Dynamic Relationship between Stock Market & Exchange Rate

The Asian crisis of 1997-98 has made a strong pitch for dynamic linkage between stock prices and exchange rates. During the crisis period, the suffered countries collapsed due to substantial depreciation of exchange rates (in terms of US$) as well as dramatic fall in the stock prices. This has become important again from the view point of large cross border movement of funds due to portfolio investment and not due to actual trade flows. This fact drawn the attention of many researchers and academicians to find out the dynamic relationship between stock market movement and Exchange Rate.

I used NSE Nifty closings and Exchange Rate and the Sample time period was from jan,2001-jul,2006. I find out that both the variables are significantly positively correlated as high as +0.678. which shows that Exchange rates effects stock Markets.

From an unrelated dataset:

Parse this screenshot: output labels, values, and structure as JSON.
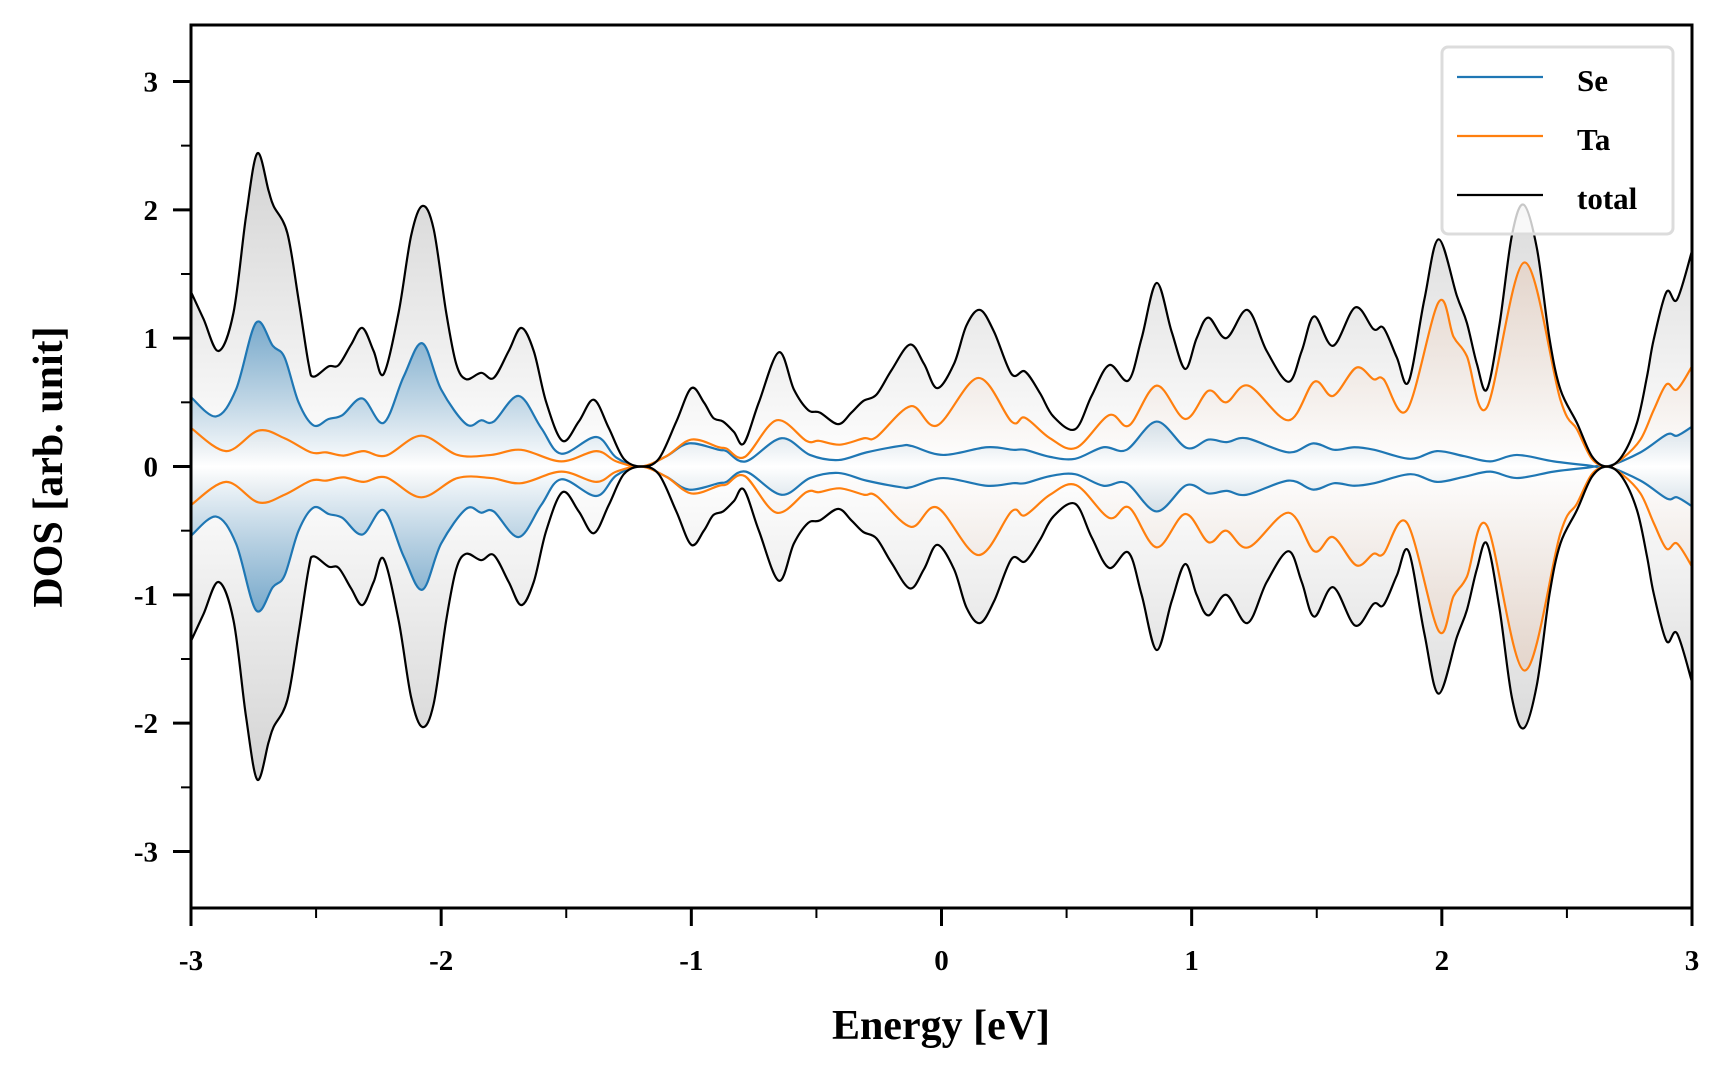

The rational goes like this, when the domestic currency appreciates the domestic export oriented companies suffer because they get lesser revenue since the dollar depreciates, and when the domestic currency depreciates or the foreign currency appreciates the import oriented companies suffer because they have to make comparatively more payment and it effects their revenue and earnings, which is reflected in their stock prices.

So, we can conclude that exchange rate is not one and only but one of the factor to effect the stock market movement.

1 comment:

Anonymous said...

The relationship does exist but it is quite obvious/deducible in nature. Morever it will effect the stock prices of those companies which have high global exposure. Currently Indian rupee is appreciating yet the stock market is going up. Seems sensex is well diversified with export& import oriented companies.